ANOMALIA

Acordei ouvindo gritos em algum lugar distante. Gritos que repercutiam com eco através das paredes brancas e desbotadas daquele quarto. Percebi que estava com soro no braço esquerdo e com a perna direita engessada. Tiras de couro prendiam meus braços e pernas à cama. Imaginei que estava num hospital. Uma dor na testa me fez lembrar que estava viajando para o interior do estado, quando ouvi um estouro, perdi o controle do carro e depois mais nada.

Imaginei que tinha sofrido um acidente e alguém me socorreu, levando para o hospital. Mas por que eu estava amarrado? Comecei a gritar.

─ Ei! Tem alguém aí? Pode me ajudar? Oi!

Não demorou muito, surgiu uma enfermeira mascando chicletes. O batom vermelho de seus lábios se destacavam no rosto branco. A brancura da pele parecia a de alguém que não tomava sol há muito tempo. Usava uma blusa apertada, deixando em evidencia os seios grandes, num decote largo.

─ Fique calmo. O doutor Dragos já vem conversar com o senhor. Meu nome é Jasmine. Sou a sua enfermeira.

Ela terminou a frase esboçando um sorriso e foi conferir o soro.

Dragos chegou em seguida. Tinha cerca de 40 anos. Parecia calmo, honesto e benevolente, mas eu iria descobrir mais tarde que, por trás daquele olhar manso e inteligente, se escondia uma mente perturbada, analítica e impiedosa.

─ Como o senhor está se sentindo?

─ Bem, apenas com um pouco de dor de cabeça.

─ Isso porque o senhor levou uma pancada na cabeça e também quebrou a perna. O senhor sofreu um acidente com o carro. Sou o doutor Sebastian Dragos. Estamos numa clínica psiquiátrica, por isso não estranhe os gritos por aqui. Temos alguns pacientes agitados.

Ele tirou a mão do bolso do jaleco e exibiu minha carteira, onde estavam meus documentos e algum dinheiro. ─ Tivemos que pegar seus documentos para avisar algum parente e também para preencher a ficha de internação. Descobri que o senhor é doutor em engenharia genética. Doutor Marcos Leonardo Moreau?

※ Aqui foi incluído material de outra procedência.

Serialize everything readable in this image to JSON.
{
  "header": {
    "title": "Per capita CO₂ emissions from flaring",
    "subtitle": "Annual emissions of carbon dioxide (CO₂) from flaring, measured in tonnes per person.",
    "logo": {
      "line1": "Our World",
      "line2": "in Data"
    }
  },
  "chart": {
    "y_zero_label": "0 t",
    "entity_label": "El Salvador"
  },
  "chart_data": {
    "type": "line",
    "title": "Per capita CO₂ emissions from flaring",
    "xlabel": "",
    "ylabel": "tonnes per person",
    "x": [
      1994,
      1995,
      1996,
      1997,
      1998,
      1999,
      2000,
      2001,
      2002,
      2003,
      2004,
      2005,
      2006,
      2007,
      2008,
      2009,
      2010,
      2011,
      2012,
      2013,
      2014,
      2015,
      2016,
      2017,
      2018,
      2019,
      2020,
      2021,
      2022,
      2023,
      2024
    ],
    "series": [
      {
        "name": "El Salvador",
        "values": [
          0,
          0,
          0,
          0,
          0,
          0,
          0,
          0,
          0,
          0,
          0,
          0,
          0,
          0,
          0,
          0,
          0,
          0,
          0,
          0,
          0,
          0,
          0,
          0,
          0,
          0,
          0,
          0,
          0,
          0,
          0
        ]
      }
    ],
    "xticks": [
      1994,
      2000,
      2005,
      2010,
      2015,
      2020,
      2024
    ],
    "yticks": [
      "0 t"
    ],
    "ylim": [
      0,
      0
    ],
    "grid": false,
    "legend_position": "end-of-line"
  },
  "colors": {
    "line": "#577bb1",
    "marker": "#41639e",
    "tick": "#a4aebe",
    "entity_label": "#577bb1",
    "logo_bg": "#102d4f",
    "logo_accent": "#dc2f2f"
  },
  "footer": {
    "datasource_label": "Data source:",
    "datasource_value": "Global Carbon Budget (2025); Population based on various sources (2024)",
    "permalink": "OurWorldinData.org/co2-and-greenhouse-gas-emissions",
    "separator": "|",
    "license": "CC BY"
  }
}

─ Sim, mas por que estou preso a essa cama?

─ Ah! Desculpe. – ele e a enfermeira me desamarraram. ─Tivemos que fazer isso porque o senhor sofreu uma concussão no crânio e temi que tivesse convulsões. Mas não se preocupe, os exames tomográficos não revelaram nenhum dano mais grave no cérebro. Foi apenas uma precaução. O mais grave mesmo é a perna quebrada, a fíbula mais precisamente. Por enquanto o senhor vai precisar usar muletas.

Tentei me levantar, mas me senti fraco e tonto. Voltei a deitar.

─ É melhor descansar mais um pouco. Acho até que seria melhor ficar mais alguns dias internado. Tem alguém que eu possa avisar da sua internação?

─ Não. Estou de férias, portanto não tenho pressa para chegar a lugar nenhum.

Dragos e a enfermeira sorriram, satisfeitos. E eu nem imagina o horror que iria passar naquele hospital.

***

Na manhã seguinte acordei com Dragos de pé, ao lado da cama.

─ Bom dia! Então, como está se sentindo hoje, doutor Leonardo?

─ Um pouco melhor.

Jasmine surgiu com um par de muletas.

─ Vamos tomar um café? – disse Dragos. ─ Antes vamos trocar o seu curativo na cabeça.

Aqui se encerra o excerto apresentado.